- From: Jukka Korpela <jkorpela@cc.hut.fi>
- Date: Fri, 17 Dec 1999 12:30:52 +0200 (EET)
- To: www-validator@w3.org
(For background of this message, you may wish to read a message I just sent to comp.infosystems.www.authoring.html Re: Character encoding Message-ID <3859ffbb.1280295207@news.cs.hut.fi>) It seems that if a server sends Content-Type: text/html without any charset parameter and the document contains a <meta http-equiv="Content-Type" content="..."> element, the validator reports a mismatch. Example: URI: http://www.fi/ Server: Apache/1.3.6 (Unix) PHP/3.0.11 Character encoding: iso-8859-1 The character encoding specified in the HTTP header ("") is different from the one specified in the META element ("iso-8859-1"). I will use "iso-8859-1" for this validation. This seems to cause confusion, and it's a pretty common situation (for strange reasons, but that's a different story). First I'd suggest making such messages more informative, without making them essentially longer (visibly): the string "Character encoding" could be made a link to http://www.w3.org/TR/REC-html40/charset.html#h-5.2.2 and instead of just "HTTP header" it could say "HTTP header Content-Type" and that could link to http://www.w3.org/Protocols/rfc2616/rfc2616-sec14.html#sec14.17 (Or is that too technical? It would be better to link to a document for a wide audience explaining things in plain English and then pointing to the technical details.) Second, in this particular case it seems that the validator gives a bit misleading information, probably because the code for checking the presence of charset attribute does not work. The relevant portion (in v. 1.56) seems to be: if ($File->{HTTP_Charset} ne $File->{META_Charset} and $File->{META_Charset} ne '' and $File->{Charset} ne 'unknown') { (followed by code for printing the message).
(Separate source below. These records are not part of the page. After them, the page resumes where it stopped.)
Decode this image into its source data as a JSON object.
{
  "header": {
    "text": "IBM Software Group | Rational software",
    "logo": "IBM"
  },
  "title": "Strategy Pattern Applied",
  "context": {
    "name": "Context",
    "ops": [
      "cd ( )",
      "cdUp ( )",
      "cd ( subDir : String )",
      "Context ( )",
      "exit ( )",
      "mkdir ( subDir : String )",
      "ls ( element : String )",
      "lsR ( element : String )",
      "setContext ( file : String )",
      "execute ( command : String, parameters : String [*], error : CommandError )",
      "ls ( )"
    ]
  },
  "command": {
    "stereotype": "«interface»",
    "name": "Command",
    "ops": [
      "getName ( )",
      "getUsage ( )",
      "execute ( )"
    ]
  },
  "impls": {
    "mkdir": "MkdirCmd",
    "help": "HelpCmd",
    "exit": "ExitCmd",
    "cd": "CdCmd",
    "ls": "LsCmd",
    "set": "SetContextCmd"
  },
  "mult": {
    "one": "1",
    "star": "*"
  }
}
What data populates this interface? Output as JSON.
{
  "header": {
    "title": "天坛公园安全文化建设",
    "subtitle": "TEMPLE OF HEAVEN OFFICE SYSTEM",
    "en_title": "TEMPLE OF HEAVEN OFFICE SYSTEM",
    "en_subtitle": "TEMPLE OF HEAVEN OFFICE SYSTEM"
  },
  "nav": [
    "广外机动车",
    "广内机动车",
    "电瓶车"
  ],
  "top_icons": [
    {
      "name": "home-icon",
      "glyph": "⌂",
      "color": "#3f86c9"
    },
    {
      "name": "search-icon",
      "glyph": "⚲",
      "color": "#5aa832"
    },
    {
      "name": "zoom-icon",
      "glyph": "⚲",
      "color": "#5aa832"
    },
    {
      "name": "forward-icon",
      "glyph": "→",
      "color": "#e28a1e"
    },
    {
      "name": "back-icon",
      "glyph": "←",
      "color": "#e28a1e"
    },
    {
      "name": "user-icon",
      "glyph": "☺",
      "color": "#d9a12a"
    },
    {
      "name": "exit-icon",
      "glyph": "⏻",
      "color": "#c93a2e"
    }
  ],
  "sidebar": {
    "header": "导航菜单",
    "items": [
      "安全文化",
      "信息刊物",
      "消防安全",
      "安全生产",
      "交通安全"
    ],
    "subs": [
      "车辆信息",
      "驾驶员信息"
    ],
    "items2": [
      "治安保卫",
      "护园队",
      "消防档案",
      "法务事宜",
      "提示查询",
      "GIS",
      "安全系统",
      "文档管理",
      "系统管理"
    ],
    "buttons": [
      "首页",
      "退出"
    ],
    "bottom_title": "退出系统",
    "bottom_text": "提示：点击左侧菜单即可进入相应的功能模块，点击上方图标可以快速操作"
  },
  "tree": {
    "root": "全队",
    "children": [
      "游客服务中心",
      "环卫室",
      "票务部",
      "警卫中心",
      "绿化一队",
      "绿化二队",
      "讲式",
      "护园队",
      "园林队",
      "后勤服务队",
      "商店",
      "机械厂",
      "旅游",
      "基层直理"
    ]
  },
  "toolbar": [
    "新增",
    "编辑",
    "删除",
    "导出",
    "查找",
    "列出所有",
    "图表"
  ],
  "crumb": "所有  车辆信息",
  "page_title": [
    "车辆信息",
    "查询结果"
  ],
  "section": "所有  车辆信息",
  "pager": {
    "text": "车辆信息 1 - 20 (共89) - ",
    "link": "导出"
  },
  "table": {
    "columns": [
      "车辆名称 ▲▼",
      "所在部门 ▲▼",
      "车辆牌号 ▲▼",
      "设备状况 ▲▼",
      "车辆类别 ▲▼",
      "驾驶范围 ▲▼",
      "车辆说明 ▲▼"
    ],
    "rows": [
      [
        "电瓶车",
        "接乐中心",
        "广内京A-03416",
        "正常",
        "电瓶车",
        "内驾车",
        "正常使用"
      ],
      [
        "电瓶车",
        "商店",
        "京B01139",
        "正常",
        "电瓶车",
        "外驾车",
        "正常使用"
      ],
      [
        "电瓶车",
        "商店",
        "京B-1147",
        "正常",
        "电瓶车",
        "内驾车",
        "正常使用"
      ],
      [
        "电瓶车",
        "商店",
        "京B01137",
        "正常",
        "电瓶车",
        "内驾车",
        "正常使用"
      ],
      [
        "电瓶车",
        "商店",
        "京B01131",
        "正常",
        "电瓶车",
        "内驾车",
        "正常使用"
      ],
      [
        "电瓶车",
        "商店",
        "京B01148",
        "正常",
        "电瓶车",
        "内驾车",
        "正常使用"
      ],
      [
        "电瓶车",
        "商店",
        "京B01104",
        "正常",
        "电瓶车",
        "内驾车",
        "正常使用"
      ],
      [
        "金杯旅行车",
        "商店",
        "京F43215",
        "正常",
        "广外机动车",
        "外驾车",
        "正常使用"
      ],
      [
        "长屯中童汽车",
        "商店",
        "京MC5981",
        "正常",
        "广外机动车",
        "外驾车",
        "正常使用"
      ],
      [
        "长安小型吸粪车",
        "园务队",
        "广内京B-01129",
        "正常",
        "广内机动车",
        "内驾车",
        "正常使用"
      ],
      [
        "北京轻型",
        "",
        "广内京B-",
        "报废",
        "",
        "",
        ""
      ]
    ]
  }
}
And this doesn't quite work, since the test does not exclude the case where HTTP_Charset is empty due to total lack of charset attribute in the header. There are of course two options for handling this case: either suppress the message (I guess that's the current _intent_) or, IMHO better, issue a different message, e.g. Character encoding: iso-8859-1. This is based on the information in a META element, since no encoding was specified in the HTTP header Content-Type: text/html. -- Yucca, http://www.hut.fi/u/jkorpela/ or http://yucca.hut.fi/yucca.html
Received on Friday, 17 December 1999 05:30:56 UTC